Copyright 2017 by Robert Grey Reynolds Jr.

Murray Llewellyn Humphreys (1899-1965) was born to Welsh immigrants, William Bryan Humphreys (1867-1953) and Ana Humphreys (1869-) in Chicago, Illinois. A prominent North Shore family the father was employed as a coachman for a private family. The Humphreys lived on Armour Avenue. Murray left school after the third grade and began selling newspapers to earn money.

By age 13 he was in trouble and in custody of a Chicago judge. Having entered a plea of guilty he served a six-month sentence for petty larceny when he was 16. He listed his name as John Hall the first time he was arrested. On most occasions Humphreys beat the rap after being indicted for crimes. At different times he was charged with disorderly conduct, carrying concealed weapons and robbery.

Still at home with his parents, who had moved to Calument Avenue by 1920, Murray worked as a car mechanic. In 1921 he drifted to Oklahoma where he became a door-to-door salesman.

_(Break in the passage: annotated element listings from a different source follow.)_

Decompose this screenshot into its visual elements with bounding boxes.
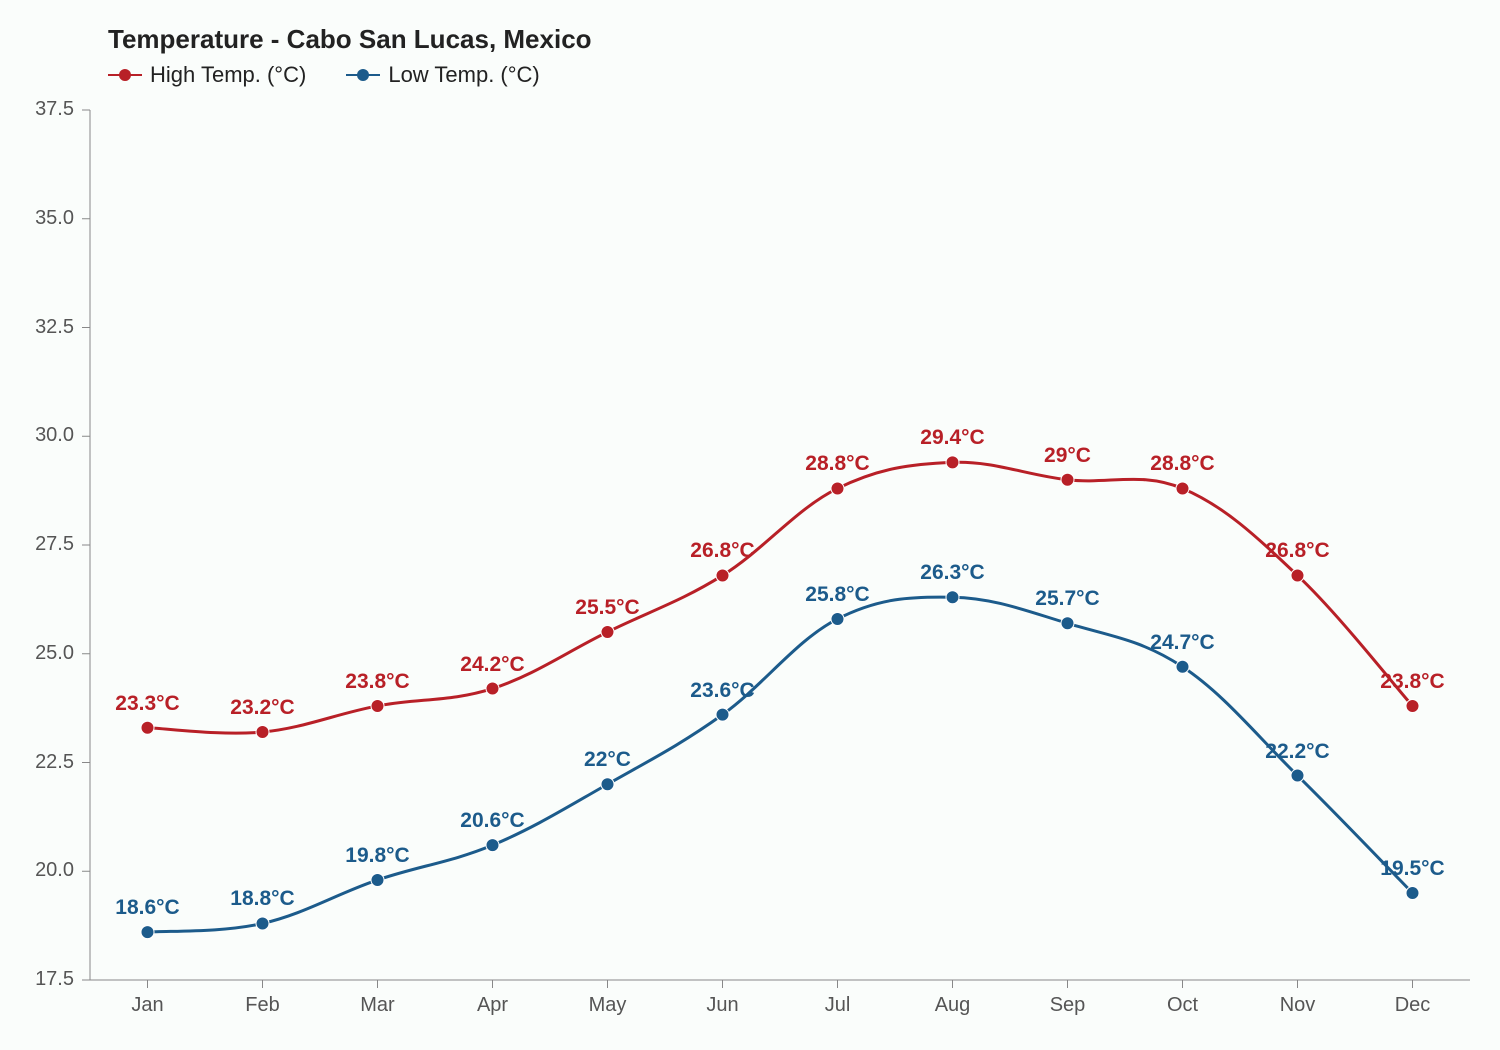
y-tick-label: 27.5 bbox=[0, 533, 74, 556]
data-point bbox=[371, 873, 384, 886]
x-tick-label: Aug bbox=[895, 994, 1010, 1017]
data-point-label: 24.2°C bbox=[460, 653, 524, 677]
data-point-label: 22.2°C bbox=[1265, 740, 1329, 764]
data-point-label: 19.8°C bbox=[345, 844, 409, 868]
data-point bbox=[601, 778, 614, 791]
data-point-label: 23.2°C bbox=[230, 696, 294, 720]
x-tick-label: Jan bbox=[90, 994, 205, 1017]
x-tick-label: Jun bbox=[665, 994, 780, 1017]
data-point-label: 25.5°C bbox=[575, 596, 639, 620]
data-point-label: 25.8°C bbox=[805, 583, 869, 607]
data-point-label: 26.3°C bbox=[920, 561, 984, 585]
temperature-chart: Temperature - Cabo San Lucas, Mexico Hig… bbox=[0, 0, 1500, 1050]
data-point-label: 28.8°C bbox=[1150, 452, 1214, 476]
y-tick-label: 20.0 bbox=[0, 859, 74, 882]
data-point bbox=[1406, 699, 1419, 712]
data-point-label: 20.6°C bbox=[460, 809, 524, 833]
y-tick-label: 32.5 bbox=[0, 316, 74, 339]
x-tick-label: Jul bbox=[780, 994, 895, 1017]
data-point bbox=[1291, 569, 1304, 582]
data-point bbox=[141, 721, 154, 734]
data-point-label: 23.8°C bbox=[345, 670, 409, 694]
data-point bbox=[1291, 769, 1304, 782]
data-point-label: 24.7°C bbox=[1150, 631, 1214, 655]
data-point-label: 29°C bbox=[1044, 444, 1091, 468]
data-point bbox=[141, 926, 154, 939]
data-point bbox=[1406, 887, 1419, 900]
data-point-label: 25.7°C bbox=[1035, 587, 1099, 611]
plot-area bbox=[0, 0, 1500, 1050]
data-point bbox=[1061, 617, 1074, 630]
y-tick-label: 22.5 bbox=[0, 751, 74, 774]
data-point-label: 23.3°C bbox=[115, 692, 179, 716]
data-point bbox=[831, 482, 844, 495]
data-point-label: 26.8°C bbox=[690, 539, 754, 563]
x-tick-label: Oct bbox=[1125, 994, 1240, 1017]
y-tick-label: 30.0 bbox=[0, 424, 74, 447]
series-line bbox=[148, 597, 1413, 932]
data-point-label: 18.8°C bbox=[230, 887, 294, 911]
x-tick-label: Sep bbox=[1010, 994, 1125, 1017]
data-point bbox=[371, 699, 384, 712]
data-point-label: 18.6°C bbox=[115, 896, 179, 920]
x-tick-label: Feb bbox=[205, 994, 320, 1017]
data-point bbox=[946, 591, 959, 604]
y-tick-label: 17.5 bbox=[0, 968, 74, 991]
data-point bbox=[716, 569, 729, 582]
data-point bbox=[716, 708, 729, 721]
y-tick-label: 35.0 bbox=[0, 207, 74, 230]
data-point bbox=[486, 682, 499, 695]
x-tick-label: Nov bbox=[1240, 994, 1355, 1017]
data-point bbox=[831, 612, 844, 625]
data-point bbox=[1176, 482, 1189, 495]
data-point-label: 22°C bbox=[584, 748, 631, 772]
y-tick-label: 37.5 bbox=[0, 98, 74, 121]
data-point-label: 29.4°C bbox=[920, 426, 984, 450]
data-point-label: 19.5°C bbox=[1380, 857, 1444, 881]
data-point bbox=[1176, 660, 1189, 673]
data-point-label: 23.8°C bbox=[1380, 670, 1444, 694]
x-tick-label: May bbox=[550, 994, 665, 1017]
data-point bbox=[1061, 473, 1074, 486]
data-point bbox=[256, 726, 269, 739]
data-point-label: 28.8°C bbox=[805, 452, 869, 476]
data-point bbox=[486, 839, 499, 852]
x-tick-label: Mar bbox=[320, 994, 435, 1017]
x-tick-label: Apr bbox=[435, 994, 550, 1017]
data-point bbox=[601, 626, 614, 639]
data-point bbox=[256, 917, 269, 930]
data-point bbox=[946, 456, 959, 469]
data-point-label: 26.8°C bbox=[1265, 539, 1329, 563]
y-tick-label: 25.0 bbox=[0, 642, 74, 665]
series-line bbox=[148, 462, 1413, 733]
x-tick-label: Dec bbox=[1355, 994, 1470, 1017]
data-point-label: 23.6°C bbox=[690, 679, 754, 703]
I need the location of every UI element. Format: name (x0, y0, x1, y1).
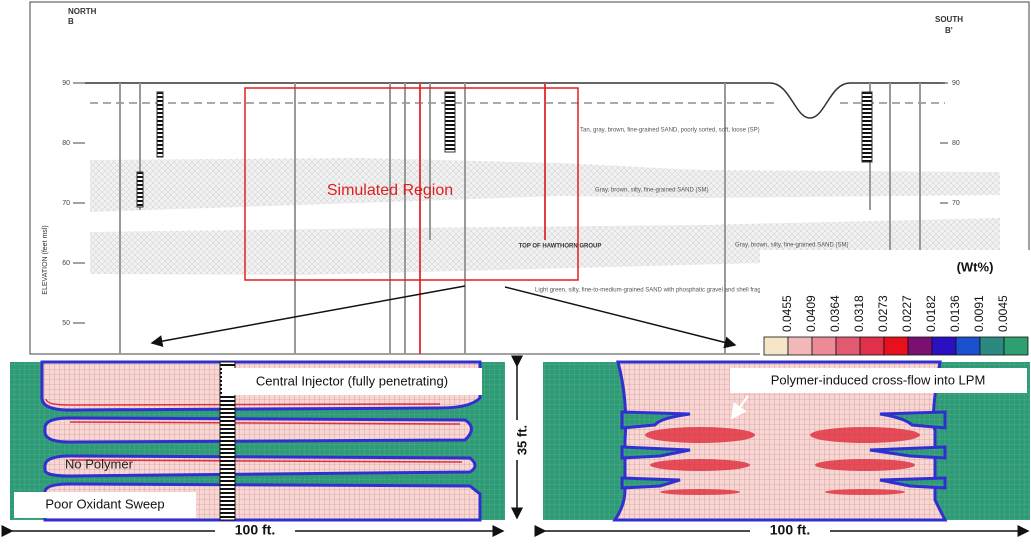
injector-label: Central Injector (fully penetrating) (256, 373, 448, 388)
width-label: 100 ft. (770, 522, 810, 538)
colorbar-label: 0.0182 (924, 295, 938, 332)
elevation-tick-label: 70 (952, 200, 960, 207)
colorbar-swatch (836, 337, 860, 355)
elevation-tick-label: 90 (952, 80, 960, 87)
colorbar-label: 0.0455 (780, 295, 794, 332)
annotation: Tan, gray, brown, fine-grained SAND, poo… (580, 128, 760, 134)
no-polymer-label: No Polymer (65, 456, 134, 471)
south-marker: B' (945, 26, 953, 35)
colorbar-label: 0.0273 (876, 295, 890, 332)
colorbar-label: 0.0136 (948, 295, 962, 332)
right-panel: Polymer-induced cross-flow into LPM (543, 362, 1030, 520)
region-label: Simulated Region (327, 182, 453, 199)
north-label: NORTH (68, 7, 97, 16)
sweep-label: Poor Oxidant Sweep (45, 496, 164, 511)
colorbar-label: 0.0364 (828, 295, 842, 332)
figure: NORTH B SOUTH B' ELEVATION (feet msl) 90… (0, 0, 1031, 540)
colorbar-unit: (Wt%) (957, 259, 994, 274)
colorbar-swatch (860, 337, 884, 355)
elevation-tick-label: 60 (62, 260, 70, 267)
colorbar-swatch (908, 337, 932, 355)
north-marker: B (68, 17, 74, 26)
colorbar-label: 0.0409 (804, 295, 818, 332)
annotation: Light green, silty, fine-to-medium-grain… (535, 288, 791, 294)
colorbar-swatch (1004, 337, 1028, 355)
colorbar-swatch (812, 337, 836, 355)
colorbar-swatch (932, 337, 956, 355)
y-axis-label: ELEVATION (feet msl) (42, 225, 49, 294)
annotation: Gray, brown, silty, fine-grained SAND (S… (735, 243, 848, 249)
annotation: TOP OF HAWTHORN GROUP (519, 244, 602, 250)
colorbar-swatch (788, 337, 812, 355)
elevation-tick-label: 70 (62, 200, 70, 207)
height-label: 35 ft. (514, 425, 529, 455)
colorbar: (Wt%) 0.0455 0.0409 0.0364 0.0318 0.0273 0.02… (760, 250, 1030, 356)
colorbar-swatch (884, 337, 908, 355)
elevation-tick-label: 80 (952, 140, 960, 147)
left-panel: Central Injector (fully penetrating) No … (10, 362, 505, 520)
annotation: Gray, brown, silty, fine-grained SAND (S… (595, 188, 708, 194)
colorbar-swatch (956, 337, 980, 355)
elevation-tick-label: 50 (62, 320, 70, 327)
elevation-tick-label: 80 (62, 140, 70, 147)
crossflow-label: Polymer-induced cross-flow into LPM (771, 372, 986, 387)
elevation-tick-label: 90 (62, 80, 70, 87)
colorbar-label: 0.0318 (852, 295, 866, 332)
colorbar-label: 0.0227 (900, 295, 914, 332)
colorbar-swatch (764, 337, 788, 355)
colorbar-label: 0.0091 (972, 295, 986, 332)
colorbar-label: 0.0045 (996, 295, 1010, 332)
colorbar-swatch (980, 337, 1004, 355)
south-label: SOUTH (935, 15, 963, 24)
width-label: 100 ft. (235, 522, 275, 538)
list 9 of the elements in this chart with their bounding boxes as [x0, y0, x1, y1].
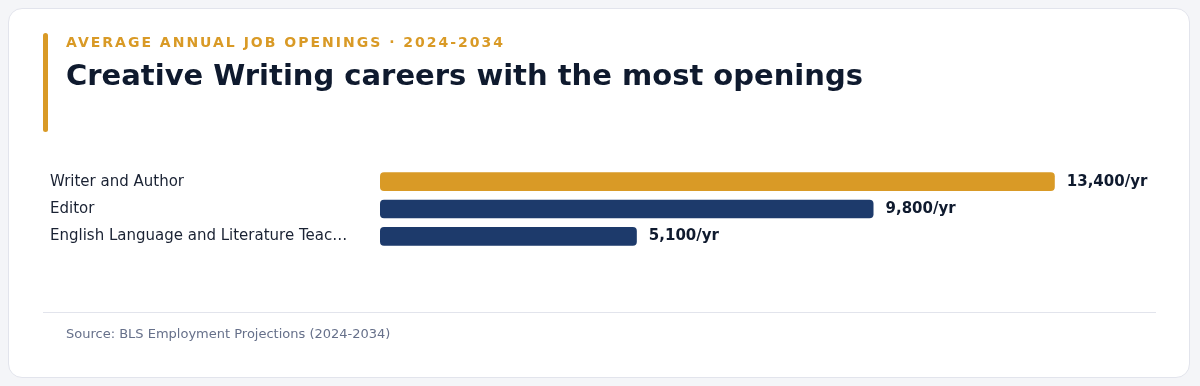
- data-label: 9,800/yr: [885, 198, 957, 217]
- y-tick-label: Editor: [50, 198, 96, 217]
- data-label: 5,100/yr: [648, 226, 720, 245]
- y-tick-label: English Language and Literature Teac…: [50, 226, 348, 245]
- chart-title: Creative Writing careers with the most openings: [66, 58, 863, 92]
- data-label: 13,400/yr: [1066, 171, 1148, 190]
- y-tick-label: Writer and Author: [50, 171, 185, 190]
- chart-subtitle: AVERAGE ANNUAL JOB OPENINGS · 2024-2034: [66, 34, 506, 50]
- source-note: Source: BLS Employment Projections (2024-2034): [66, 326, 391, 341]
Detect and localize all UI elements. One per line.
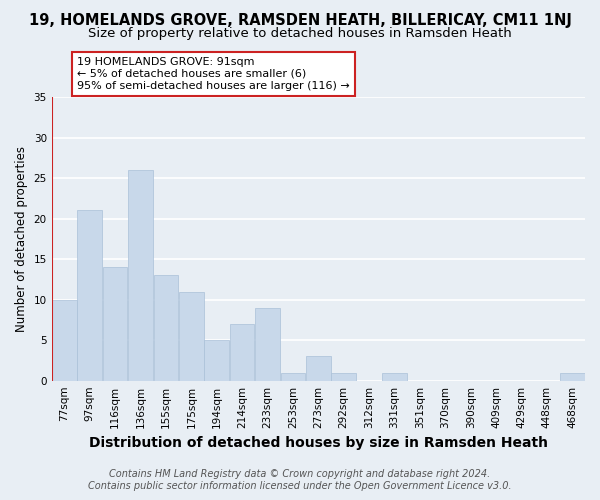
Bar (382, 372, 407, 380)
Bar (560, 372, 584, 380)
Bar (281, 372, 305, 380)
Bar (331, 372, 356, 380)
Bar (103, 267, 127, 380)
Y-axis label: Number of detached properties: Number of detached properties (15, 146, 28, 332)
Bar (255, 308, 280, 380)
X-axis label: Distribution of detached houses by size in Ramsden Heath: Distribution of detached houses by size … (89, 436, 548, 450)
Text: Size of property relative to detached houses in Ramsden Heath: Size of property relative to detached ho… (88, 28, 512, 40)
Text: Contains HM Land Registry data © Crown copyright and database right 2024.
Contai: Contains HM Land Registry data © Crown c… (88, 470, 512, 491)
Bar (154, 276, 178, 380)
Text: 19, HOMELANDS GROVE, RAMSDEN HEATH, BILLERICAY, CM11 1NJ: 19, HOMELANDS GROVE, RAMSDEN HEATH, BILL… (29, 12, 571, 28)
Bar (306, 356, 331, 380)
Bar (52, 300, 77, 380)
Bar (77, 210, 102, 380)
Bar (230, 324, 254, 380)
Bar (128, 170, 153, 380)
Text: 19 HOMELANDS GROVE: 91sqm
← 5% of detached houses are smaller (6)
95% of semi-de: 19 HOMELANDS GROVE: 91sqm ← 5% of detach… (77, 58, 350, 90)
Bar (179, 292, 203, 380)
Bar (205, 340, 229, 380)
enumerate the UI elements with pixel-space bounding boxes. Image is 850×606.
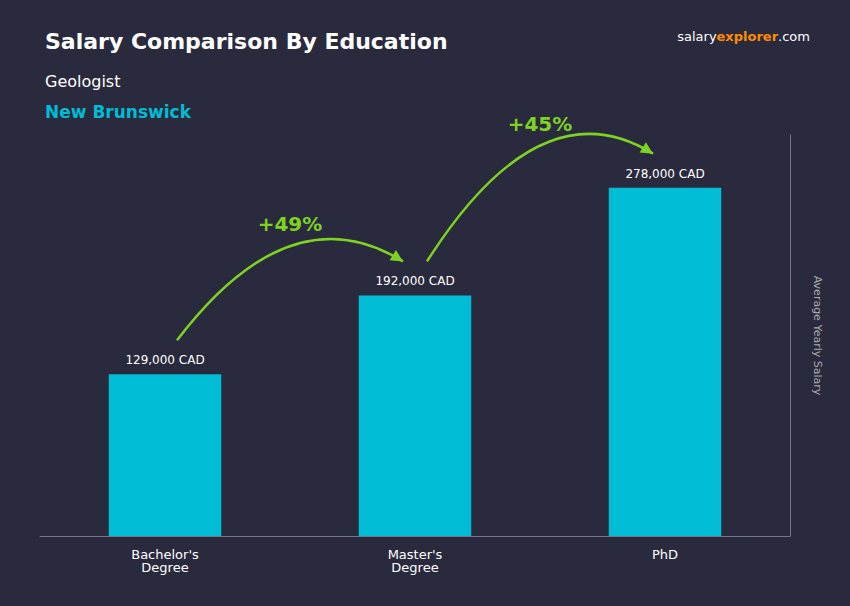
svg-text:Bachelor's: Bachelor's <box>131 547 199 562</box>
svg-text:Geologist: Geologist <box>45 72 120 91</box>
svg-text:+49%: +49% <box>258 212 323 236</box>
svg-text:.com: .com <box>778 29 810 44</box>
svg-text:278,000 CAD: 278,000 CAD <box>625 167 704 181</box>
svg-text:129,000 CAD: 129,000 CAD <box>125 353 204 367</box>
svg-text:Salary Comparison By Education: Salary Comparison By Education <box>45 29 448 54</box>
svg-text:Average Yearly Salary: Average Yearly Salary <box>811 276 824 396</box>
svg-text:+45%: +45% <box>508 112 573 136</box>
svg-text:192,000 CAD: 192,000 CAD <box>375 274 454 288</box>
svg-text:Degree: Degree <box>391 560 438 575</box>
svg-text:PhD: PhD <box>652 547 678 562</box>
svg-text:explorer: explorer <box>717 29 779 44</box>
svg-text:New Brunswick: New Brunswick <box>45 102 192 122</box>
svg-text:salary: salary <box>677 29 717 44</box>
svg-text:Degree: Degree <box>141 560 188 575</box>
svg-text:Master's: Master's <box>387 547 443 562</box>
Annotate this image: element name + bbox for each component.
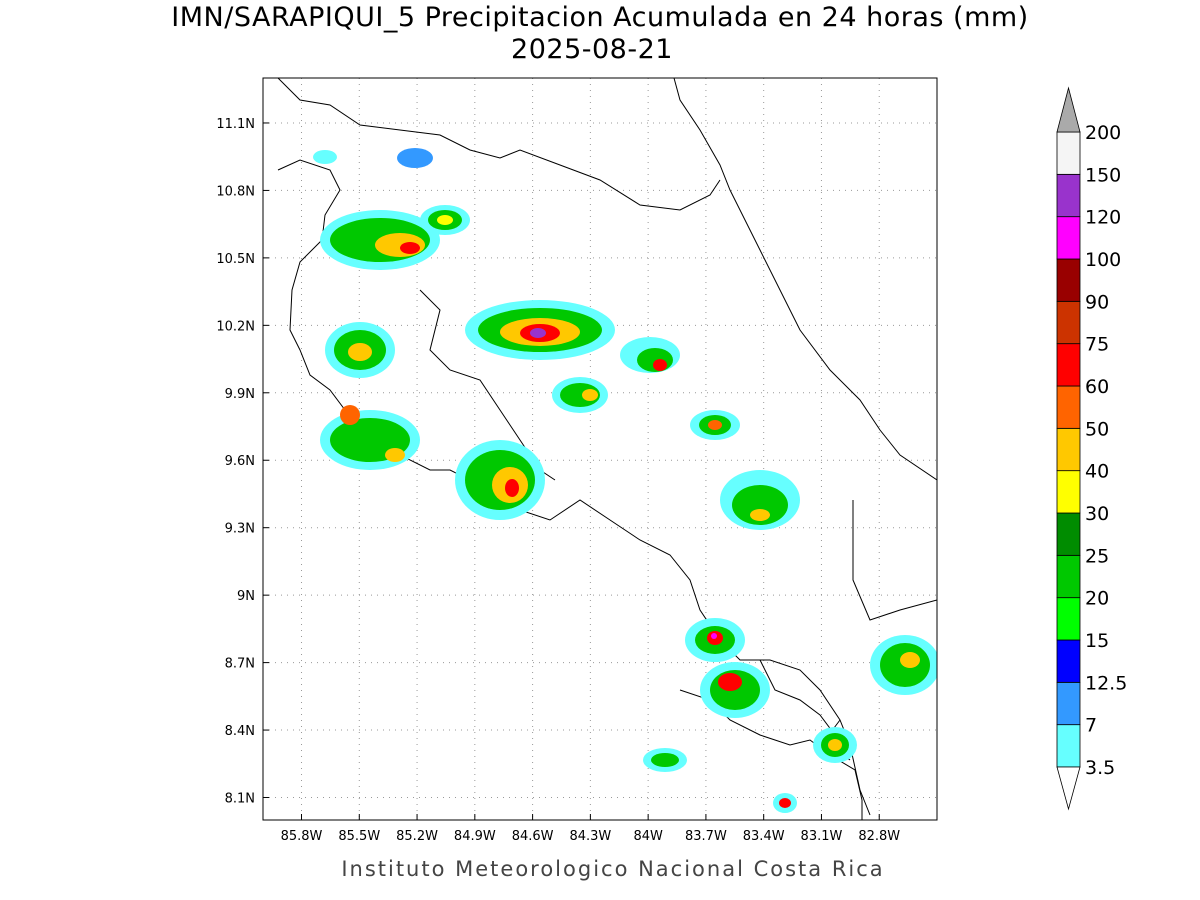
y-tick-label: 11.1N (216, 117, 255, 132)
x-tick-label: 83.1W (801, 829, 843, 844)
grid: 85.8W 85.5W 85.2W 84.9W 84.6W 84.3W 84W 83.7W 83… (216, 78, 937, 844)
colorbar-swatch (1056, 470, 1081, 514)
colorbar-label: 3.5 (1085, 757, 1115, 779)
colorbar-label: 120 (1085, 207, 1121, 229)
x-tick-label: 82.8W (858, 829, 900, 844)
x-tick-label: 84.3W (569, 829, 611, 844)
colorbar-label: 50 (1085, 418, 1109, 440)
subtitle: 2025-08-21 (511, 34, 673, 65)
y-tick-label: 10.8N (216, 184, 255, 199)
colorbar-swatch (1056, 639, 1081, 683)
colorbar-swatch (1056, 258, 1081, 302)
colorbar-swatch (1056, 681, 1081, 726)
x-tick-label: 85.2W (396, 829, 438, 844)
colorbar-label: 30 (1085, 503, 1109, 525)
colorbar-label: 40 (1085, 461, 1109, 483)
coastline (277, 78, 937, 481)
y-tick-label: 9.3N (225, 522, 255, 537)
colorbar-under (1056, 766, 1081, 811)
colorbar-label: 150 (1085, 164, 1121, 186)
y-tick-label: 8.1N (225, 792, 255, 807)
x-tick-label: 84.9W (454, 829, 496, 844)
colorbar-swatch (1056, 512, 1081, 556)
colorbar-swatch (1056, 554, 1081, 599)
colorbar-swatch (1056, 597, 1081, 641)
y-tick-label: 10.2N (216, 319, 255, 334)
colorbar: 3.5 7 12.5 15 20 25 30 40 50 60 75 90 100 120 150 200 (1056, 86, 1127, 811)
colorbar-swatch (1056, 131, 1081, 175)
colorbar-label: 100 (1085, 249, 1121, 271)
y-tick-label: 9.9N (225, 387, 255, 402)
colorbar-swatch (1056, 724, 1081, 768)
colorbar-label: 75 (1085, 334, 1109, 356)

The February 14, 1929 St. Valentine’s Day Massacre left multiple members of the Chicago syndicate, i.e. Outfit, dead on a North Clark Street garage floor. The slayings’ style and ingenuity reflected the planning of Murray Humphreys. Alphonse Gabriel Al Capone (1899-1947) was visiting the Miami Police Chief Guy C. Reeve in Florida when the shooting occurred

Some historians believe that Humphreys had been one of the machine gunners who carried out the killings. In January 1935 federal prisoner Byron Bolton gave an extended statement about the Massacre to Department of Justice agents. Bolton named Humphreys and four others as the killers. Their names were Gus Winkler, Fred Killer Burke, Claude Maddox and Fred Goetz.